Using the specific heat of water (4.18 J/g°C), the heat absorbed can be calculated as Q = mcΔT = 200 g 4.18 J/g°C (75°C - 25°C) = 41800 J or 41.8 kJ.
What factors affect the specific heat of a substance?
Factors that affect specific heat include the phase of the substance (solid, liquid, gas), temperature, and the molecular structure or composition of the material.
How can you determine the specific heat of an unknown metal using a calorimeter?
To determine the specific heat of an unknown metal, you can heat the metal to a known temperature, place it in a calorimeter with water at a known temperature, and measure the final equilibrium temperature. Using the principle of conservation of energy, you can solve for the specific heat of the metal.
What is the specific heat of aluminum, and how can it be used in practice problems?
The specific heat of aluminum is approximately 0.897 J/g°C. In practice problems, it can be used to calculate the heat transfer when aluminum is heated or cooled, such as in manufacturing processes or thermal management applications.
How does specific heat affect the heating time of different materials?
Materials with a low specific heat will heat up and cool down more quickly than those with a high specific heat.

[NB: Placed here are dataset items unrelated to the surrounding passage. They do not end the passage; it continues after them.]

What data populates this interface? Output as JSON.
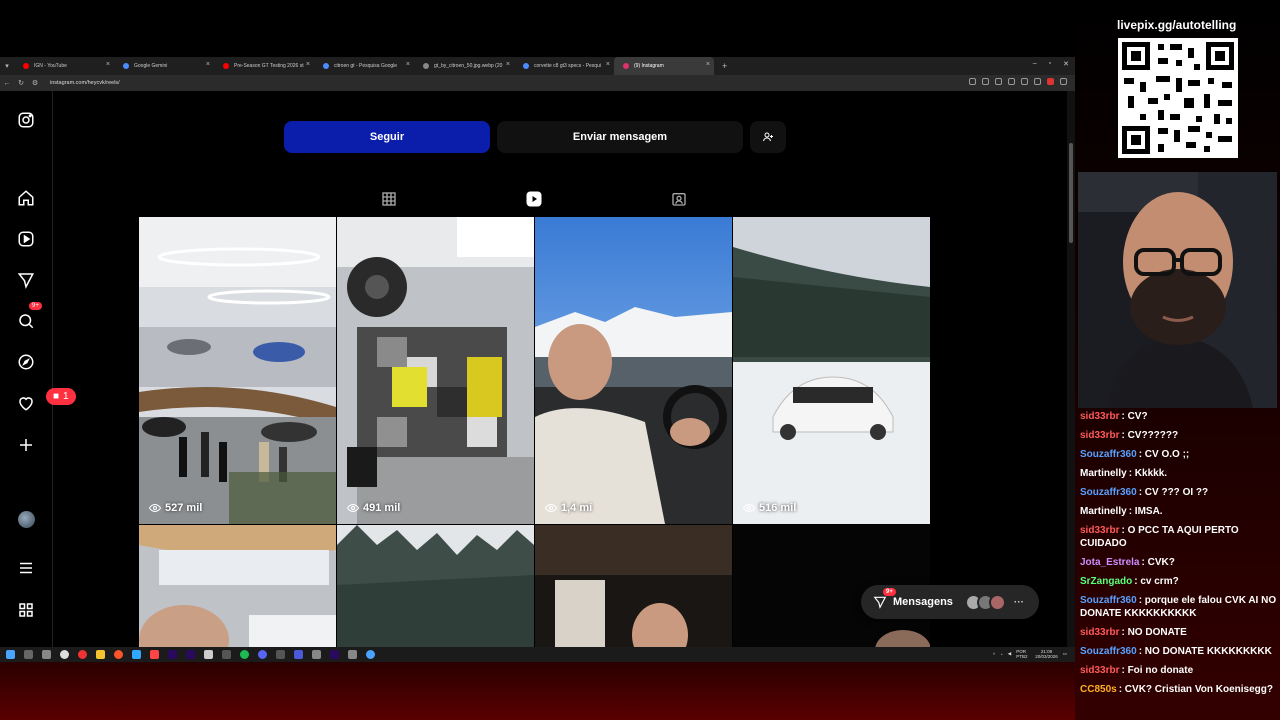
{
  "browser": {
    "tabs": [
      {
        "label": "IGN - YouTube",
        "color": "#ff0000"
      },
      {
        "label": "Google Gemini",
        "color": "#4a8cff"
      },
      {
        "label": "Pre-Season GT Testing 2026 st",
        "color": "#ff0000"
      },
      {
        "label": "citroen gt - Pesquisa Google",
        "color": "#4a8cff"
      },
      {
        "label": "gt_by_citroen_50.jpg.webp (20",
        "color": "#888888"
      },
      {
        "label": "corvette c8 gt3 specs - Pesqui",
        "color": "#4a8cff"
      },
      {
        "label": "(9) Instagram",
        "color": "#e1306c",
        "active": true
      }
    ],
    "url": "instagram.com/heycvk/reels/"
  },
  "instagram": {
    "follow_label": "Seguir",
    "message_label": "Enviar mensagem",
    "sidebar_badge": "9+",
    "notification_count": "1",
    "profile_tabs": [
      "posts-grid",
      "reels",
      "tagged"
    ],
    "reels": [
      {
        "views": "527 mil",
        "scene": "showroom"
      },
      {
        "views": "491 mil",
        "scene": "pixelated"
      },
      {
        "views": "1,4 mi",
        "scene": "driver"
      },
      {
        "views": "516 mil",
        "scene": "snow-car"
      },
      {
        "views": "",
        "scene": "sunroof"
      },
      {
        "views": "",
        "scene": "forest"
      },
      {
        "views": "",
        "scene": "room"
      },
      {
        "views": "",
        "scene": "dark"
      }
    ],
    "messages_label": "Mensagens",
    "messages_badge": "9+"
  },
  "taskbar": {
    "language": "POR PTB2",
    "time": "21:09",
    "date": "20/03/2026"
  },
  "stream": {
    "livepix": "livepix.gg/autotelling",
    "chat": [
      {
        "user": "sid33rbr",
        "color": "#ff5a5a",
        "text": ": CV?"
      },
      {
        "user": "sid33rbr",
        "color": "#ff5a5a",
        "text": ": CV??????"
      },
      {
        "user": "Souzaffr360",
        "color": "#5aa0ff",
        "text": ": CV O.O ;;"
      },
      {
        "user": "Martinelly",
        "color": "#ffffff",
        "text": ": Kkkkk."
      },
      {
        "user": "Souzaffr360",
        "color": "#5aa0ff",
        "text": ": CV ??? OI ??"
      },
      {
        "user": "Martinelly",
        "color": "#ffffff",
        "text": ": IMSA."
      },
      {
        "user": "sid33rbr",
        "color": "#ff5a5a",
        "text": ": O PCC TA AQUI PERTO CUIDADO"
      },
      {
        "user": "Jota_Estrela",
        "color": "#d08cff",
        "text": ": CVK?"
      },
      {
        "user": "SrZangado",
        "color": "#5aff7a",
        "text": ": cv crm?"
      },
      {
        "user": "Souzaffr360",
        "color": "#5aa0ff",
        "text": ": porque ele falou CVK AI NO DONATE KKKKKKKKKK"
      },
      {
        "user": "sid33rbr",
        "color": "#ff5a5a",
        "text": ": NO DONATE"
      },
      {
        "user": "Souzaffr360",
        "color": "#5aa0ff",
        "text": ": NO DONATE KKKKKKKKK"
      },
      {
        "user": "sid33rbr",
        "color": "#ff5a5a",
        "text": ": Foi no donate"
      },
      {
        "user": "CC850s",
        "color": "#ffb020",
        "text": ": CVK? Cristian Von Koenisegg?"
      }
    ]
  }
}
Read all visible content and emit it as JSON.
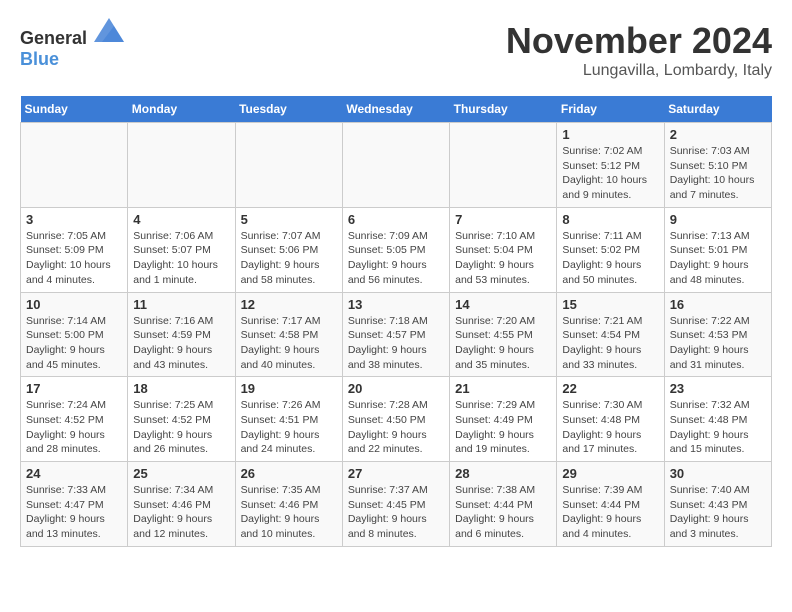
{
  "header": {
    "logo_general": "General",
    "logo_blue": "Blue",
    "month_title": "November 2024",
    "location": "Lungavilla, Lombardy, Italy"
  },
  "days_of_week": [
    "Sunday",
    "Monday",
    "Tuesday",
    "Wednesday",
    "Thursday",
    "Friday",
    "Saturday"
  ],
  "weeks": [
    [
      {
        "day": "",
        "info": ""
      },
      {
        "day": "",
        "info": ""
      },
      {
        "day": "",
        "info": ""
      },
      {
        "day": "",
        "info": ""
      },
      {
        "day": "",
        "info": ""
      },
      {
        "day": "1",
        "info": "Sunrise: 7:02 AM\nSunset: 5:12 PM\nDaylight: 10 hours and 9 minutes."
      },
      {
        "day": "2",
        "info": "Sunrise: 7:03 AM\nSunset: 5:10 PM\nDaylight: 10 hours and 7 minutes."
      }
    ],
    [
      {
        "day": "3",
        "info": "Sunrise: 7:05 AM\nSunset: 5:09 PM\nDaylight: 10 hours and 4 minutes."
      },
      {
        "day": "4",
        "info": "Sunrise: 7:06 AM\nSunset: 5:07 PM\nDaylight: 10 hours and 1 minute."
      },
      {
        "day": "5",
        "info": "Sunrise: 7:07 AM\nSunset: 5:06 PM\nDaylight: 9 hours and 58 minutes."
      },
      {
        "day": "6",
        "info": "Sunrise: 7:09 AM\nSunset: 5:05 PM\nDaylight: 9 hours and 56 minutes."
      },
      {
        "day": "7",
        "info": "Sunrise: 7:10 AM\nSunset: 5:04 PM\nDaylight: 9 hours and 53 minutes."
      },
      {
        "day": "8",
        "info": "Sunrise: 7:11 AM\nSunset: 5:02 PM\nDaylight: 9 hours and 50 minutes."
      },
      {
        "day": "9",
        "info": "Sunrise: 7:13 AM\nSunset: 5:01 PM\nDaylight: 9 hours and 48 minutes."
      }
    ],
    [
      {
        "day": "10",
        "info": "Sunrise: 7:14 AM\nSunset: 5:00 PM\nDaylight: 9 hours and 45 minutes."
      },
      {
        "day": "11",
        "info": "Sunrise: 7:16 AM\nSunset: 4:59 PM\nDaylight: 9 hours and 43 minutes."
      },
      {
        "day": "12",
        "info": "Sunrise: 7:17 AM\nSunset: 4:58 PM\nDaylight: 9 hours and 40 minutes."
      },
      {
        "day": "13",
        "info": "Sunrise: 7:18 AM\nSunset: 4:57 PM\nDaylight: 9 hours and 38 minutes."
      },
      {
        "day": "14",
        "info": "Sunrise: 7:20 AM\nSunset: 4:55 PM\nDaylight: 9 hours and 35 minutes."
      },
      {
        "day": "15",
        "info": "Sunrise: 7:21 AM\nSunset: 4:54 PM\nDaylight: 9 hours and 33 minutes."
      },
      {
        "day": "16",
        "info": "Sunrise: 7:22 AM\nSunset: 4:53 PM\nDaylight: 9 hours and 31 minutes."
      }
    ],
    [
      {
        "day": "17",
        "info": "Sunrise: 7:24 AM\nSunset: 4:52 PM\nDaylight: 9 hours and 28 minutes."
      },
      {
        "day": "18",
        "info": "Sunrise: 7:25 AM\nSunset: 4:52 PM\nDaylight: 9 hours and 26 minutes."
      },
      {
        "day": "19",
        "info": "Sunrise: 7:26 AM\nSunset: 4:51 PM\nDaylight: 9 hours and 24 minutes."
      },
      {
        "day": "20",
        "info": "Sunrise: 7:28 AM\nSunset: 4:50 PM\nDaylight: 9 hours and 22 minutes."
      },
      {
        "day": "21",
        "info": "Sunrise: 7:29 AM\nSunset: 4:49 PM\nDaylight: 9 hours and 19 minutes."
      },
      {
        "day": "22",
        "info": "Sunrise: 7:30 AM\nSunset: 4:48 PM\nDaylight: 9 hours and 17 minutes."
      },
      {
        "day": "23",
        "info": "Sunrise: 7:32 AM\nSunset: 4:48 PM\nDaylight: 9 hours and 15 minutes."
      }
    ],
    [
      {
        "day": "24",
        "info": "Sunrise: 7:33 AM\nSunset: 4:47 PM\nDaylight: 9 hours and 13 minutes."
      },
      {
        "day": "25",
        "info": "Sunrise: 7:34 AM\nSunset: 4:46 PM\nDaylight: 9 hours and 12 minutes."
      },
      {
        "day": "26",
        "info": "Sunrise: 7:35 AM\nSunset: 4:46 PM\nDaylight: 9 hours and 10 minutes."
      },
      {
        "day": "27",
        "info": "Sunrise: 7:37 AM\nSunset: 4:45 PM\nDaylight: 9 hours and 8 minutes."
      },
      {
        "day": "28",
        "info": "Sunrise: 7:38 AM\nSunset: 4:44 PM\nDaylight: 9 hours and 6 minutes."
      },
      {
        "day": "29",
        "info": "Sunrise: 7:39 AM\nSunset: 4:44 PM\nDaylight: 9 hours and 4 minutes."
      },
      {
        "day": "30",
        "info": "Sunrise: 7:40 AM\nSunset: 4:43 PM\nDaylight: 9 hours and 3 minutes."
      }
    ]
  ]
}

This is important in applications like cooking, where different materials require different heating times to achieve the desired temperature.
Can specific heat be different for the same substance at different temperatures?
Yes, specific heat can vary with temperature due to changes in the physical state or molecular interactions of the substance. In practice problems, it is important to use the specific heat value that corresponds to the temperature range of interest.